Posted Jun 5, 2017 0:09 UTC (Mon) by njs (subscriber, #40338)
In reply to: hostname matching by tialaramex
Parent article: Python ssl module update

It does happen that Python functions that work with hostnames in general accept U-labels and do the A-label conversion automatically, but this isn't the problem – Python's getaddrinfo and SNI and hostname checking code all use the same routine for this, so they stay consistent. (I agree that it seems a bit fragile, but I'm not aware of it having caused any problems yet in practice.) The problem is that Python's U-label -> A-label code has gotten stuck on IDNA 2003, so if the user asks for "faß.de" then getaddrinfo helpfully gives them the IP address for fass.de, and then the hostname checking helpfully confirms that they do have a valid certificate for fass.de, etc., and there's no indication that they're not actually talking to xn--fa-hia.de like they should be. For this it doesn't really matter whether the A-label conversion happens once at the boundary or multiple times inside, because it gives the same wrong answer either way :-).

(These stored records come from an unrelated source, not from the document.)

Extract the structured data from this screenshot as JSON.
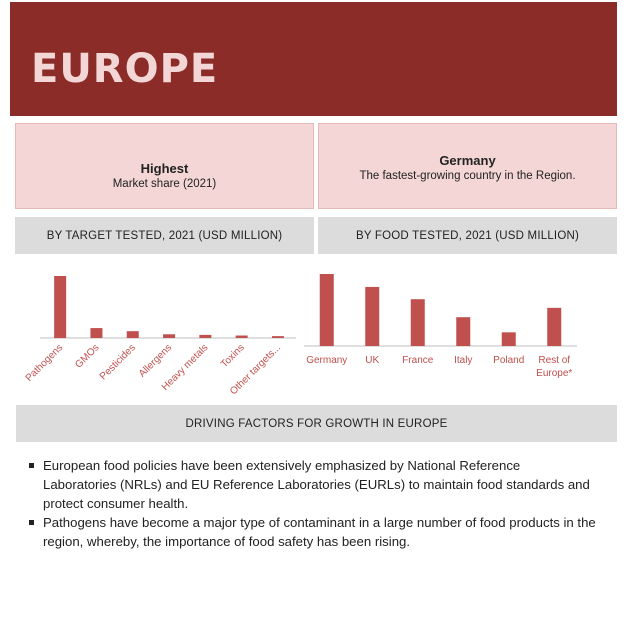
{
  "banner": {
    "title": "EUROPE",
    "color": "#8b2c28"
  },
  "cards": {
    "left": {
      "heading": "Highest",
      "subtext": "Market share (2021)"
    },
    "right": {
      "heading": "Germany",
      "subtext": "The fastest-growing country in the Region."
    }
  },
  "sections": {
    "target": "BY TARGET TESTED, 2021 (USD MILLION)",
    "food": "BY FOOD TESTED, 2021 (USD MILLION)",
    "drivers": "DRIVING FACTORS FOR GROWTH IN EUROPE"
  },
  "bullets": [
    "European food policies have been extensively emphasized by National Reference Laboratories (NRLs) and EU Reference Laboratories (EURLs) to maintain food standards and protect consumer health.",
    "Pathogens have become a major type of contaminant in a large number of food products in the region, whereby, the importance of food safety has been rising."
  ],
  "chart_data": [
    {
      "type": "bar",
      "categories": [
        "Pathogens",
        "GMOs",
        "Pesticides",
        "Allergens",
        "Heavy metals",
        "Toxins",
        "Other targets..."
      ],
      "values": [
        100,
        16,
        11,
        6,
        5,
        4,
        3
      ],
      "color": "#c0504d",
      "ylim": [
        0,
        100
      ]
    },
    {
      "type": "bar",
      "categories": [
        "Germany",
        "UK",
        "France",
        "Italy",
        "Poland",
        "Rest of Europe*"
      ],
      "values": [
        100,
        82,
        65,
        40,
        19,
        53
      ],
      "color": "#c0504d",
      "ylim": [
        0,
        100
      ]
    }
  ]
}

If there were some standard well-maintained library for doing hostname checking that also took care of IDN encoding and Python delegated this stuff to it, then it would at least catch that fass.de does *not* have a valid certificate for faß.de. But really the solution is just to upgrade to IDNA 2008. (Possibly breaking everyone's code in the process, which I guess is why it hasn't happened yet.)

Some security-conscious libraries like requests do already do their own IDN encoding, so that the stdlib functions only see the A-label.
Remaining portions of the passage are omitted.